Wrangham führt für seine Thesen zahlreiche Beispiele aus der Primatologie (er hat als Student bereits mit Jane Goodall zusammengearbeitet) und der Ethnologie an, seine Argumentation ist sehr durchdacht und schlüssig vorgetragen, wiewohl einige seiner Thesen weiterhin umstritten bleiben werden und eine (von ihm selbst betonte) weitere Forschung notwendig machen. Unabhängig davon, wie diese Kontroversen in Zukunft entschieden werden (und ob es in solchen Dingen definitive Entscheidungen gibt sei dahingestellt), ist dieses Buch ein großartiger und kreativer Beitrag zur Erforschung dessen, was man vor 250 Jahren unter dem Begriff philosophische Anthropologie verstanden hat.
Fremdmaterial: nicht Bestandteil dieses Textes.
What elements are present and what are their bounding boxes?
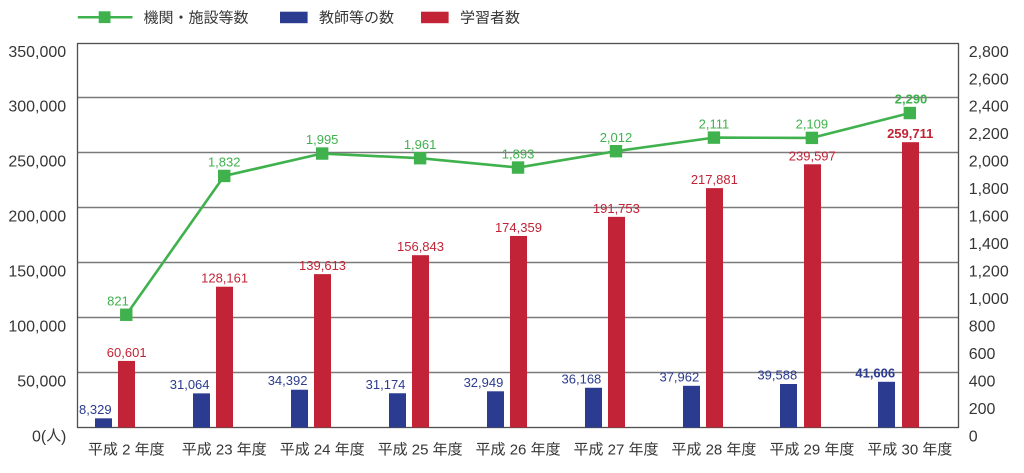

Geistreich, mit profundem Fachwissen trägt der Autor seine Ansichten vor, eine Lesegenuss durch und durch. (Eine prinzipielle Bemerkung zu Fachbüchern neuerer Provenienz: Es scheint offenbar keine Lektoren, kein Korrekturlesen mehr zu geben. Die Zahl der Fehler ist auch in diesem Buch Legion, vergleiche ich es etwa mit Webers 1985 erstmals erschienen Buch über Perikles (bei dem ich über keinen einzigen Fehler gestolpert bin), so grenzt das fast schon an Frechheit. Offenkundig ist, dass nur noch Computerprogramme mit dem Korrekturlesen betraut werden: Weshalb „sich“ und „sie“ verwechselt, falsche Artikel en masse verwendet werden – sie finden sich ja im Wörterbuch der Software. Für derart große Verlage ein Armutszeichen.)


Richard Wrangham: Die Zähmung des Menschen. Warum Gewalt uns friedlicher gemacht hat. Eine neue Geschichte der Menschwerdung. München: DVA 2019.